The energy that had built up felt unnatural, drawn from the mutated source forced to blossom within its body.
“Waves which erode mountains eternally.”
Exploding outward, a blast of energy encompassing not just excessive amounts of pneuma but even the vital energies of the Iasilisk shot toward Zoey.
“Perpetual Impermanence and Everlasting Evanescence,”
Her fist glowed, and for a moment, everything around Zoey seemed bleached of all color, existence split into shades of black and white.
“Requiem for the final jamboree!”
Bits and pieces stolen from poems and songs she’d heard over the years, it sounded good to Zoey, and most importantly, they resounded throughout reality, for a moment, her fist a perfect paradox.

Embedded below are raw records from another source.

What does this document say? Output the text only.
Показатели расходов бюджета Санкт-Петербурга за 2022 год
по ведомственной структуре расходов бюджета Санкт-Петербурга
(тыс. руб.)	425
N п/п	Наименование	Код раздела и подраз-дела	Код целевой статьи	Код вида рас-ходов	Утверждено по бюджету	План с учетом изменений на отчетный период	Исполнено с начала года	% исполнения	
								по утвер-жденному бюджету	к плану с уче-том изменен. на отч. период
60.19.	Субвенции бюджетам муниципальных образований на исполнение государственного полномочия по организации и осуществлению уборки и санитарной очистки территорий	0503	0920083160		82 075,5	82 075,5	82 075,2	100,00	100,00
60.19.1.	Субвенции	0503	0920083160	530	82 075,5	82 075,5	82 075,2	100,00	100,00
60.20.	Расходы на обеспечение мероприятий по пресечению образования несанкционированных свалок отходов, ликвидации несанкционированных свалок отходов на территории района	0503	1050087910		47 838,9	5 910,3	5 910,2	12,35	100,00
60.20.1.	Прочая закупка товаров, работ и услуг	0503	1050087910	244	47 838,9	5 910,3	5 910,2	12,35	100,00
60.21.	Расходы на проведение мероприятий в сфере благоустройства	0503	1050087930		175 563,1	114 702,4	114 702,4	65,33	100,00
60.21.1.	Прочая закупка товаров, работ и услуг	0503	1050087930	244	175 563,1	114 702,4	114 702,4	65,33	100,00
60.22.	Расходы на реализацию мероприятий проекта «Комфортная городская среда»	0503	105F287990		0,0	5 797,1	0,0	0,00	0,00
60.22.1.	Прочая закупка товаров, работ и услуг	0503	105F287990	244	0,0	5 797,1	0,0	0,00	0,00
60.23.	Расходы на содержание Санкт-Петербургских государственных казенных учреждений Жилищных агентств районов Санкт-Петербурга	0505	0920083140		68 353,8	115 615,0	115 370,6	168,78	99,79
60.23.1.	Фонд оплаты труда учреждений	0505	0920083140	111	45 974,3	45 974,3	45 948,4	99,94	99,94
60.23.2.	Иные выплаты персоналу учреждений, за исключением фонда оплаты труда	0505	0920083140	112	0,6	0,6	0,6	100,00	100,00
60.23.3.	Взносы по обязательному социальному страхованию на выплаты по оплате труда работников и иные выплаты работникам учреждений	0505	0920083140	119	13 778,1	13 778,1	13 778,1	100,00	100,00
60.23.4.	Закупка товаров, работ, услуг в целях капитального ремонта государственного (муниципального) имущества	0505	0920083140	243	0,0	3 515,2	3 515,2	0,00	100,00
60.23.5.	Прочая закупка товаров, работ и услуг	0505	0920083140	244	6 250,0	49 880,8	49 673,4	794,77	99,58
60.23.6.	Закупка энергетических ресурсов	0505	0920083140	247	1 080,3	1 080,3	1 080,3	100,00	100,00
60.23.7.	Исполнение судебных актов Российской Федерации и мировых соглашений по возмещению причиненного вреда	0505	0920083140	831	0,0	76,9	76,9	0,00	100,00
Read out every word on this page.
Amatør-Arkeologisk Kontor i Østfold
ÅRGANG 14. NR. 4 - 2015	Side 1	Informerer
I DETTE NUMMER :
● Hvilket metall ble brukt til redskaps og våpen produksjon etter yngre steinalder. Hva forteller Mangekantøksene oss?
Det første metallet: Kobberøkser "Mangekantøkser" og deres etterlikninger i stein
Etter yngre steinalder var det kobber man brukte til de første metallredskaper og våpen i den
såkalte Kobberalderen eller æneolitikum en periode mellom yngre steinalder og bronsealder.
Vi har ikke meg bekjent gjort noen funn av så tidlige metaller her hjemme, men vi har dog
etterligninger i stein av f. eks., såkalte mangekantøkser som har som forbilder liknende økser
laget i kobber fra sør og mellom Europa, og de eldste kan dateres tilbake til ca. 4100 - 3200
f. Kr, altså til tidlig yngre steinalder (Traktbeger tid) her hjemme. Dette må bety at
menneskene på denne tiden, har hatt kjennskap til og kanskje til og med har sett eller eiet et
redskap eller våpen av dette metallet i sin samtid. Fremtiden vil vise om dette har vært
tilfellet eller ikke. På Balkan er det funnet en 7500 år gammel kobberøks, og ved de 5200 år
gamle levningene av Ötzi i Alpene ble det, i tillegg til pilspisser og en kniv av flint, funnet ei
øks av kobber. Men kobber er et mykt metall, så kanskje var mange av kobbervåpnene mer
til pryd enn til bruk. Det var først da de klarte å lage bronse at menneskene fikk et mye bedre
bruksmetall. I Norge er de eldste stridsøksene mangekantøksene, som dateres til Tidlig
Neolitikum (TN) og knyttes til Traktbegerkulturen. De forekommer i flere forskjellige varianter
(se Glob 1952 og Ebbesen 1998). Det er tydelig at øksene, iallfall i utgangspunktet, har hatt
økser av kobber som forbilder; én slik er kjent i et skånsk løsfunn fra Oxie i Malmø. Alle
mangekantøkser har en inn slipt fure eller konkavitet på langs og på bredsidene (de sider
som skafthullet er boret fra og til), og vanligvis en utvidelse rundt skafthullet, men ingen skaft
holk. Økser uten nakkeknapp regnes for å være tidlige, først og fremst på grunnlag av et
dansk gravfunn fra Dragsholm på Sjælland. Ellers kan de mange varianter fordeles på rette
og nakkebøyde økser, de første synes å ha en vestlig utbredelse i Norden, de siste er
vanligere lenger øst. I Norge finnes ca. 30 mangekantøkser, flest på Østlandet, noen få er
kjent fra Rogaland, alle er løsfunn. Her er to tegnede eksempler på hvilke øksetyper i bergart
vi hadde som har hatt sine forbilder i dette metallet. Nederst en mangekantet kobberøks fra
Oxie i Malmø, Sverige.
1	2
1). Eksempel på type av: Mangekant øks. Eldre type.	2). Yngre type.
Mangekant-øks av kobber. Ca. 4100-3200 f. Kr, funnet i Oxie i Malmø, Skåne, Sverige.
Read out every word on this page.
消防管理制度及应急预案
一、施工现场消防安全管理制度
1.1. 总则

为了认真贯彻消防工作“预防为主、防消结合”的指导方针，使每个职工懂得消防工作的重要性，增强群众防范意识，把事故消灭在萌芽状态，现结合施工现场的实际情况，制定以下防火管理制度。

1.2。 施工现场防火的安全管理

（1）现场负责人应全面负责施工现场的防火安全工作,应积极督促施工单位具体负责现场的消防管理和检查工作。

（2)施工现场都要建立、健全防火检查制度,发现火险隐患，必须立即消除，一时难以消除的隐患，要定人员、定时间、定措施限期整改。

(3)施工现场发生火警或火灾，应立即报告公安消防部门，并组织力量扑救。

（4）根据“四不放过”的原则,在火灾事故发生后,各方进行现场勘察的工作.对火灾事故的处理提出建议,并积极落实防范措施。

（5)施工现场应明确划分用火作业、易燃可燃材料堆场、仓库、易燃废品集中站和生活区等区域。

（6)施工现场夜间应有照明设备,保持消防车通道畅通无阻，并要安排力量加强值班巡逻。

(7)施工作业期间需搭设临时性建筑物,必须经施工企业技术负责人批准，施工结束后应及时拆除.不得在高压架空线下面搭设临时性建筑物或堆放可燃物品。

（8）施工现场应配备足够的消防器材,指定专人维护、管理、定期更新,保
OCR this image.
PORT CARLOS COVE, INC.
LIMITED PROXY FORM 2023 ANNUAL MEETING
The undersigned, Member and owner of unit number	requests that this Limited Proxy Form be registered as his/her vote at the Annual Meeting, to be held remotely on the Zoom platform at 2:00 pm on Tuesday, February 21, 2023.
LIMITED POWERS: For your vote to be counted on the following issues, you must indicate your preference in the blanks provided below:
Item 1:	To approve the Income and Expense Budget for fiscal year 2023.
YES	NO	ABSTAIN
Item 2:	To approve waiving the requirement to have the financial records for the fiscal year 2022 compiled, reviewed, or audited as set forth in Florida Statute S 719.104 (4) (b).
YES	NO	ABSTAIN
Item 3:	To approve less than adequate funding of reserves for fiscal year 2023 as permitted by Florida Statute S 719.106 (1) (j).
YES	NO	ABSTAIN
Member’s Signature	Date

The Iasilisk’s ray was only a moment from washing over her, as Zoey charged toward the beam before flipping over it and skating across it, using her fist containing the strength of a paradox like a perfect barrier.
While the Iasilisk had likely been ready for a lot of things, Zoey skating across its beam attack probably wasn’t one of those things. Flinching, it wasn’t enough as Zoey found herself grabbing the horns of its crest, her paradox fist still glowing with power, though her control was quickly fading.
“This won’t be fun… For you.”
Driving her fist through the hole she’d punched in its crest, Zoey finally relinquished her sense of control over the energies within her fist as a ball of null light detonated, the explosion of oblivion energy swallowing up everything behind the Iasilisk’s crest as well as launching Zoey away.
When the light null light faded, what remained was the Iasilisk’s head, gapping like a fish out of water as its skeleton, all flesh and scale gone, collapsed a moment later.
“Not bad,” Zoey grinned, before glancing at her hands.
Or lack of a hand.
“Always the god damn hands.”
And then she collapsed onto her ass.
Oh, wow, that DOES take a lot out of you.
Her head was a mess; her thoughts splintered apart as one of the worst cases of pneuma-wracked ever besieged her.
And to make things worse, she’d cannibalized a metric shit ton of her durability as fuel for the paradox strike, the source of the density and zero-point.
With the last few coherent thoughts she had remaining, Zoey found herself looking upward, noticing the Bird and Rory clashing.
Huh, he’s definitely going to want to hear the details of how I did this.
Probably not the most pressing thought given everything, but with her rapidly fading lucidity, there wasn’t much choice.
I see why he uses gems for this.
And with that, everything went dark.